Este fin de semana murió Wanda. Hacía tiempo que estaba enferma, hacía más tiempo que estaba vieja, probablemente agotada. Creo que, o quiero creer que, murió mientras dormía. Al menos murió en el lugar donde dormía. Quiero creer que murió en paz, que se fue tranquila, vencida por los años de una vida que, aunque disimuladamente, le fue agitada. Porque llegó acá con cinco años, con nombre, con una historia, con un dueño que le peleó al cáncer de pulmón durante muchos años. Me pidieron que la cuide un tiempo, me preguntaron si podía tenerla; y ese tiempo se convirtió en en casi 8 años. En esos 8 años pasó de todo, estuve varios meses fuera de casa, una vez casi la atropellan, se alejó algunas cuadras sola y volvió, caminamos mucho, aprendí a hablarle, aprendí a escucharla, conocí sus dificultades, sus gustos, sus miedos. Entendí su dolor y sus gestos. Me enseñó de paciencia, de cariño, de cómo bancar. Me acompañó en momentos jodidos como nadie más. Supo ser amiga y creo haberle correspondido.

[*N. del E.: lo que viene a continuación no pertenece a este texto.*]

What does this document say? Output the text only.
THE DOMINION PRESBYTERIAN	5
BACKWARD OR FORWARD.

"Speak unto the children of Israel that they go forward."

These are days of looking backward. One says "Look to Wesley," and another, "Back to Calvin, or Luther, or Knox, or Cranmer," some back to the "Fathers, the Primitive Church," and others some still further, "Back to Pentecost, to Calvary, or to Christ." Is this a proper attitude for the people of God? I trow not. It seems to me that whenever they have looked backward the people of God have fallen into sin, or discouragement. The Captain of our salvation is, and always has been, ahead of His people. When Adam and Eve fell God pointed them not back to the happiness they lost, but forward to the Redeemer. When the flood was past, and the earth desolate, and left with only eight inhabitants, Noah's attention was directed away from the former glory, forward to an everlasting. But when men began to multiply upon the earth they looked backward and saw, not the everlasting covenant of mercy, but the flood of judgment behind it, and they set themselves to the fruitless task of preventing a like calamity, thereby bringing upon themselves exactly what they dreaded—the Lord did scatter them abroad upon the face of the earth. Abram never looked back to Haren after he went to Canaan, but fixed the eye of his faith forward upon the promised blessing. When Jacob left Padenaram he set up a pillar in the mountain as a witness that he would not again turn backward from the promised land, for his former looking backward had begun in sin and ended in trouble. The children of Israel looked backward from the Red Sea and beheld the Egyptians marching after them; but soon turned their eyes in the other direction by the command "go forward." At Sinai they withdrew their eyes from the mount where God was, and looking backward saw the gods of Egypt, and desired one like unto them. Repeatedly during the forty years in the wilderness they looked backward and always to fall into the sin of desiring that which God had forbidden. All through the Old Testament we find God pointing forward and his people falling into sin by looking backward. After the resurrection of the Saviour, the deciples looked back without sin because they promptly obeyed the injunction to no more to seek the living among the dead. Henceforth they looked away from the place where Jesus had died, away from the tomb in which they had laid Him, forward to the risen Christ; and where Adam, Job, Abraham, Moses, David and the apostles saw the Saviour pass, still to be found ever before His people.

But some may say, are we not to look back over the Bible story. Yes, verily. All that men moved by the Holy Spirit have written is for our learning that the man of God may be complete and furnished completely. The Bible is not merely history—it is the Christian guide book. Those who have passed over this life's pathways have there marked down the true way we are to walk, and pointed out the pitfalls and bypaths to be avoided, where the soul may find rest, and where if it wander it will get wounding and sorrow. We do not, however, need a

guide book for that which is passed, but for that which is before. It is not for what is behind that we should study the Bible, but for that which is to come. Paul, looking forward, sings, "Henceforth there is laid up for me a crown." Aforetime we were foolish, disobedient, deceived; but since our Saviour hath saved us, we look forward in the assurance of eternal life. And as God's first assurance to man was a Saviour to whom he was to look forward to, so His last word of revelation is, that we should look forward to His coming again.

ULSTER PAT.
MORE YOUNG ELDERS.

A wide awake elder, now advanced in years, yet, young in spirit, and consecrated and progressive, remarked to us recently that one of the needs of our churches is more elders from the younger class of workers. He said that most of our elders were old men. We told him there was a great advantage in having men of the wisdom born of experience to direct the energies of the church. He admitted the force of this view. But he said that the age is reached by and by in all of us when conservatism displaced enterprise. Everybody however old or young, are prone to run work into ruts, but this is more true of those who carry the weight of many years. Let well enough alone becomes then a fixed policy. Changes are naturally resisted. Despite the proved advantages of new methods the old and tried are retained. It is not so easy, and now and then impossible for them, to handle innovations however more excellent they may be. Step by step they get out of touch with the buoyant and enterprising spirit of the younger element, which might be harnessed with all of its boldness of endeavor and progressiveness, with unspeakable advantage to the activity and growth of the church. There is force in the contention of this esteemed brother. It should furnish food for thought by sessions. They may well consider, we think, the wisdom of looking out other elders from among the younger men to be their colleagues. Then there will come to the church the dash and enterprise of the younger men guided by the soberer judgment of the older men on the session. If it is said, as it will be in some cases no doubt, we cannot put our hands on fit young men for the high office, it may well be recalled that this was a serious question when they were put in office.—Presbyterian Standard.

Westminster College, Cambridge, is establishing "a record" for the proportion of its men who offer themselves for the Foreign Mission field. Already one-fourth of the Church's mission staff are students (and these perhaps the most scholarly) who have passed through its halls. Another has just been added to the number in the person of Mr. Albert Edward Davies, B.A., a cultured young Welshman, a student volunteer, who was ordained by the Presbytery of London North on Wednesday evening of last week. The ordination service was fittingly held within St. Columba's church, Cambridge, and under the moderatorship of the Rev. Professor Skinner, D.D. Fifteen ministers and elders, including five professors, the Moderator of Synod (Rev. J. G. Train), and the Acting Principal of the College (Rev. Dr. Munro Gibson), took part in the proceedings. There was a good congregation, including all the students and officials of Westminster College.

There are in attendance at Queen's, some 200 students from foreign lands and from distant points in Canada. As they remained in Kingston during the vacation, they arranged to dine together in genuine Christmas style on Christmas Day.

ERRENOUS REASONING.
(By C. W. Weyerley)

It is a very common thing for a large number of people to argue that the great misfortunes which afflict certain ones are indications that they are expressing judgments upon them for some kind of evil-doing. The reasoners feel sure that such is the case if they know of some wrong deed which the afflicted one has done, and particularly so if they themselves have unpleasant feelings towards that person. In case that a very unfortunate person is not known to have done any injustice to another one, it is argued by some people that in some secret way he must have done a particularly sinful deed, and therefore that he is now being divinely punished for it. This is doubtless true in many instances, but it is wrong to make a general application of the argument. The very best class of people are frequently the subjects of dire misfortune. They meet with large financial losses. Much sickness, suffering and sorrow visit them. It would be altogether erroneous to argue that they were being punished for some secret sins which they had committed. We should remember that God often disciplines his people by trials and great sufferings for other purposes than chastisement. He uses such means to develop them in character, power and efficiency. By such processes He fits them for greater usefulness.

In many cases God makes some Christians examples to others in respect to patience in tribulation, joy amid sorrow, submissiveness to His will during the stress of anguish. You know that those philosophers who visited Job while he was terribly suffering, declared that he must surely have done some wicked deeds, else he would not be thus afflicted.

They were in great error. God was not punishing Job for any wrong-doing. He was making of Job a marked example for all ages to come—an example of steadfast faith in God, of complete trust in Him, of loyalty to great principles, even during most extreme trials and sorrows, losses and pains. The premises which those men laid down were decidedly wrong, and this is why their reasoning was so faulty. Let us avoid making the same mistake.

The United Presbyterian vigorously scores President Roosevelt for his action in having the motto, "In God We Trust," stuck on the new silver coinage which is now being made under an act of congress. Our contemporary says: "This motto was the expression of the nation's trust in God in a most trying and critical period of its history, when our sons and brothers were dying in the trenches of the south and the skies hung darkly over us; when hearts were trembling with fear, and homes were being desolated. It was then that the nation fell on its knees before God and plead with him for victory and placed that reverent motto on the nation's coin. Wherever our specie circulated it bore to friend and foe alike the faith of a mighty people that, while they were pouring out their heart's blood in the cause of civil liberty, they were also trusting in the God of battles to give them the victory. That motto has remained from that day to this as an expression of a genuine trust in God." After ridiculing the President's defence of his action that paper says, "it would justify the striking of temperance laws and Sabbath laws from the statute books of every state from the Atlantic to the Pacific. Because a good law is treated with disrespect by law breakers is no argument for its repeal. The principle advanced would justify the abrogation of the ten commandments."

Se fue llevándose consigo su espacio, que siempre será suyo, y dejó unos cuantos huecos en mi casa que tienen que ver con la infinita ausencia de las despedidas. Y es curioso que no haya sido una despedida temprana, porque ya sabíamos que el tiempo era breve y que las diversas enfermedades habían avanzado mucho en los últimos meses. Pero ni toda la anticipación del mundo nos prepara para el vacío en el pecho que crea la incertidumbre del ya no, del nunca más.
Me quedo con su parsimonia, su paz, su estoicismo. Su inmensa paja. Su actitud tan zen. Sus rencores y temores. Sus maneras. Su amor y comprensión. Me llevo casi 8 años de recuerdos. Sus rasguños en mi puerta, sus ladridos a quien sabe qué puntos en la noche, sus ronquidos retumbantes. Me llevo su compasión y su necesidad. Me llevo el honor de haber compartido un instante de existencia con ella. Me guardo la pena de los últimos días, y la certeza de que nos acompañamos por un tiempo, que me fue dada a resguardo, protección y responsabilidad hasta que pudiera devolverla a su legítimo dueño. Desde esta gota en el océano que es internet, mi eterno agradecimiento a la familia Gatti, y en especial a Agus, que me enseñó a quererla.
La enterramos el domingo 2 de marzo, ayer. Hicimos un pozo en el fondo del patio, detrás de unas palmeras. Envolvimos el cuerpo ya duro y pesado en lienzo, y me pareció que correspondía despedir con ella a su correa, y el sonido metálico que la despertaba del más aletargado pero nada extraño sueño. Con ella se va parte de mi resguardo, de mi cobijo, de mi paz y protección. Se lleva mi idea de que cuanto más conozco a los seres humanos más quiero a mi perra. Me deja la gigantesca labor del recomenzar y acostumbrarse al ya no más. Pero también me regala la memoria de 8 años de un cariño que no me sale escribir ni describir y que nunca olvidaré.
Este fin de semana murió Wanda, la mejor perra que pudiera existir. Sólo le deseo un buen viaje, a dónde sea que vaya. Por las dudas, le dejé su correa.